Within the confines of the Gund Gallery, an assembly of photographs from Syria, Iraq, Afghanistan, Libya, Israel, Palestine and the United States hang on the walls. Each photo gives insight into the harsh reality of life in the aftermath of war.
Photographs from 12 international photographers are on display in the exhibition Aftermath: The Fallout of War — America and the Middle East, curated by Carol McCusker, curator of photography at the University of Florida’s Harn Museum of Art.
This is not an exhibition just about war, but a beautiful and gripping humanitarian look at its inescapable effects as well.
Some photos are journalistic in nature, recording the fallout of dropped bombs and foreign invasions. Others are more conceptual and focus on finding a way to express the trauma that lingers far after a war has come and gone.
Images by Palestinian photographer Eman Mohammed depict the immediate bloody aftermath of an Israeli airstrike. In a black-and-white photo, nothing but a shoe and the drips of blood remain where a man had stood not long before. The dark contrast of the black blood and the white wall is haunting, and the image about of all those lost in the instant of a bombing.
In the midst of the tragedy, the exhibit also displays a sense of hope. The work of Australian photographer Stephen Dupont stands as proof of that.

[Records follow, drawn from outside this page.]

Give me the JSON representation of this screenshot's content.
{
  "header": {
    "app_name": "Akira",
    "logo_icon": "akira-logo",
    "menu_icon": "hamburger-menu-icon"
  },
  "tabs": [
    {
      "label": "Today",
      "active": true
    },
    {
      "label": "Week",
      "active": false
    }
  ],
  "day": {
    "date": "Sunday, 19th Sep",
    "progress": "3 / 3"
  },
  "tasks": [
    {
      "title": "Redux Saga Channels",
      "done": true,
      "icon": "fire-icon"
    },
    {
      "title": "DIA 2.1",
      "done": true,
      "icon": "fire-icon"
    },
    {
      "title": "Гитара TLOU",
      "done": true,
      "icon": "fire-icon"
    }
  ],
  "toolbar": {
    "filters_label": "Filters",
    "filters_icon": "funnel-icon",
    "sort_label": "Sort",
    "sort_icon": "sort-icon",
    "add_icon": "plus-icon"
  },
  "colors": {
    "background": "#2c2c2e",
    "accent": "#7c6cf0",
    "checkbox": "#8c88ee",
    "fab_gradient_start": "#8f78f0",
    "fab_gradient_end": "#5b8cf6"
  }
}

In his photo series, “Axe me, Biggie,” Dupont took to the streets of Kabul, Afghanistan with a Polaroid camera and asked if anyone wanted their picture taken.
What resulted is a series of portraits against a blank background. In some of the photos, the background is just a blanket held up by others waiting to have their picture taken. This blanket blocks out the chaos and grime of the streets so that the subject of the image is the main focal point. The series then becomes not so much about the actual photos taken, but about the break from reality that the photoshoot provided for the people of Kabul.

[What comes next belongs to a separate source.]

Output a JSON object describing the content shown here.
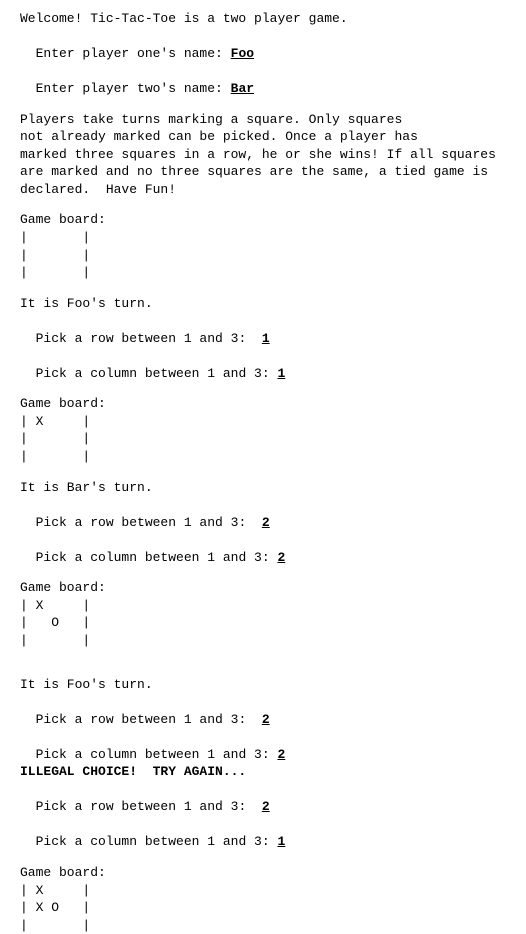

At the center of the exhibit is a chalkboard framed with the question, “If you had to leave your home, what would you take with you?” A box of chalk waits for visitors to write their answers on the board. Answers range from “my bed” and “peanut butter” to “hope” and “my family.”

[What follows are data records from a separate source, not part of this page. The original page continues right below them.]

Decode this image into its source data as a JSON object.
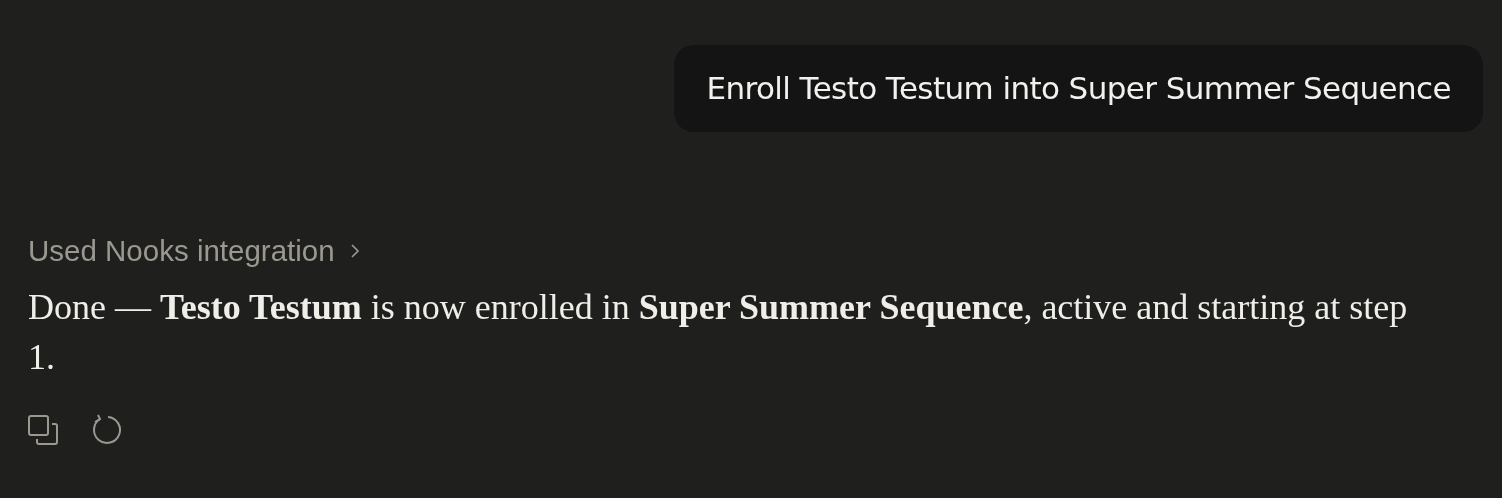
{
  "user_message": {
    "text": "Enroll Testo Testum into Super Summer Sequence"
  },
  "assistant_message": {
    "tool_use": {
      "label": "Used Nooks integration",
      "expanded": false
    },
    "text": "Done — **Testo Testum** is now enrolled in **Super Summer Sequence**, active and starting at step 1."
  }
}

While most of the exhibit centers on countries in the Middle East that are directly impacted by violence, the last room in the gallery turns the viewer’s gaze to soldiers returning home.
In a somewhat surreal series by American photographer Jennifer Karady, military veterans pose in staged situations that depict the impact of post-traumatic stress on the everyday lives of veterans. One photo shows a uniformed veteran crouched in a protective position, recoiling as a garbage truck passes by and hits a pothole, making a loud echoing sound.
On a plaque next to the photo, the man depicted, former Sergeant Jose Adames of the U.S. Marine Corps, talks about his return from Iraq, and explains that he now finds himself terrified of trucks. The photo brings his subconscious reality into visual terms, allowing others a chance to understand his experience.
While there is a wide variety of subjects photographed, they all trace back to the common theme of humanity in turmoil. The images are beautiful and they are equally as haunting.
Aftermath: The Fallout of War — America and the Middle East will be on display in the Buchwald-Wright Gallery of Gund Gallery until April 20.